Maty se mit à chercher quelque chose dans son sac. Elle en sortit un paquet de cigarettes quelque minute après. Ce qui m’étonna d’ailleurs :
-Moi : Je croyais que tu avais arrêté de fumer ?
-Maty : C’est ce que je croyais aussi mais il y a trop de pressions ces derniers temps au bureau.
-Moi : Ce n’est pas une raison Maty et tu le sais ! Fumer tue, je ne t’apprends rien.
-Maty : Ma puce nous ne sommes pas là pour une campagne de sensibilisation. Alors dis-moi, ce qui ne va pas.
-Moi : Jules me trompe.
Maty se mit à rire.
-Maty : Non mais tu es sérieuse là ? Jules te tromper ? C’est impossible et tu le sais.
-Moi : Pourquoi est-ce impossible ? C’est un homme non ?

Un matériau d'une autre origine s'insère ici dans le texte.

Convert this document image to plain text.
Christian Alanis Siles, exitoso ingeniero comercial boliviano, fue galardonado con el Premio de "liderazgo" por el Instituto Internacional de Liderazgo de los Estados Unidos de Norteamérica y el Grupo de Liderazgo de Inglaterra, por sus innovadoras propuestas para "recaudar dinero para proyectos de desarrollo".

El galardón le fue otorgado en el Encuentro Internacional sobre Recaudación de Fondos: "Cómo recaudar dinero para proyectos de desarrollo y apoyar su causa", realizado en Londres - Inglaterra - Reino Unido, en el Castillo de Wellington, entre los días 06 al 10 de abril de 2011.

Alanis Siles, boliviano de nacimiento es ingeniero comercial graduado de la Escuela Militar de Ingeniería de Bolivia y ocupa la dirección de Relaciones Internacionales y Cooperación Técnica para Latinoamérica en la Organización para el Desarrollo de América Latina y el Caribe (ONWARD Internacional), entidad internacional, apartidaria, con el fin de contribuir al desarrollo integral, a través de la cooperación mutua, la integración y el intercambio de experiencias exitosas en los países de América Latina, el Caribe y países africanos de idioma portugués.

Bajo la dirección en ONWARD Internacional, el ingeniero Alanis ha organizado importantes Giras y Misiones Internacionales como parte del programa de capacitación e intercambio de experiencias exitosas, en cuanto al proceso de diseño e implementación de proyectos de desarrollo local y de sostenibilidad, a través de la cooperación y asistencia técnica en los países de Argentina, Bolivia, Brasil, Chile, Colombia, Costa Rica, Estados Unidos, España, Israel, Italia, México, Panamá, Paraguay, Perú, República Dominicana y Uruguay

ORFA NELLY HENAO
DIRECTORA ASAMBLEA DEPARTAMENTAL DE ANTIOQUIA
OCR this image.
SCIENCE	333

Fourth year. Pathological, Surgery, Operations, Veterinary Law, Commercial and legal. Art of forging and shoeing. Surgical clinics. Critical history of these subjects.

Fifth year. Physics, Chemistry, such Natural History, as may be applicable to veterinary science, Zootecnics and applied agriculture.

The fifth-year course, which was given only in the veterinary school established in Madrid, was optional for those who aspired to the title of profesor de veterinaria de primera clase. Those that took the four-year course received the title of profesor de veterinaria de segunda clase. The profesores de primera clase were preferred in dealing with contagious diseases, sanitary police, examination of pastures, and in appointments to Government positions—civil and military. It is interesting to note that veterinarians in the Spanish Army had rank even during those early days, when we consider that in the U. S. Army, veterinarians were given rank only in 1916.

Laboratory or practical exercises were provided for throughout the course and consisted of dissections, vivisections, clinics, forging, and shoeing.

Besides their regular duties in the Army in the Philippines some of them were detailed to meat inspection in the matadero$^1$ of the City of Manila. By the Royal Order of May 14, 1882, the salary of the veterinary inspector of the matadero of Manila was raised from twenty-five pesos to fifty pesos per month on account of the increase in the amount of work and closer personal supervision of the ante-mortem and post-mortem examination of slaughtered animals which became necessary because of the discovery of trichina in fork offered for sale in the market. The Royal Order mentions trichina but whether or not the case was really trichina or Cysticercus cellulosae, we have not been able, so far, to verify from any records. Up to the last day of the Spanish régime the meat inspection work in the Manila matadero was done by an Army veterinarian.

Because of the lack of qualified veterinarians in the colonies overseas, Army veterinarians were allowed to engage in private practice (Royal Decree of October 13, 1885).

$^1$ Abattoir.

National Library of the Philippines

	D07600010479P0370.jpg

-Maty : Parce qu’il n’est pas comme ça. Jules est l’homme le plus sérieux que je connaisse. En plus, il n’a même pas le temps pour cela. Sur quoi te bases-tu pour affirmer cela ?
Je racontais tout dans les moindres détails à Maty qui prit une fois de plus son partie :
-Moi : Je ne laisserai pas cette histoire passer tant qu’il ne me dira pas la vérité.
-Maty : Mais pourquoi veux-tu te compliquer la vie hein ? Et si c’était vraiment son promotionnaire ?
-Moi : C’est simple, je vais lui demander de me le présenter. Mieux, je vais lui dire de l’emmener dîner à la maison. Après tout, les amis de mon mari sont également les miens, non ?
-Maty : Tu es compliquée. Fais ce qui te rassure car je te connais. Quand tu as une idée derrière la tête, rien ni personne ne peut te faire changer d’avis. Alors je n’insisterai pas.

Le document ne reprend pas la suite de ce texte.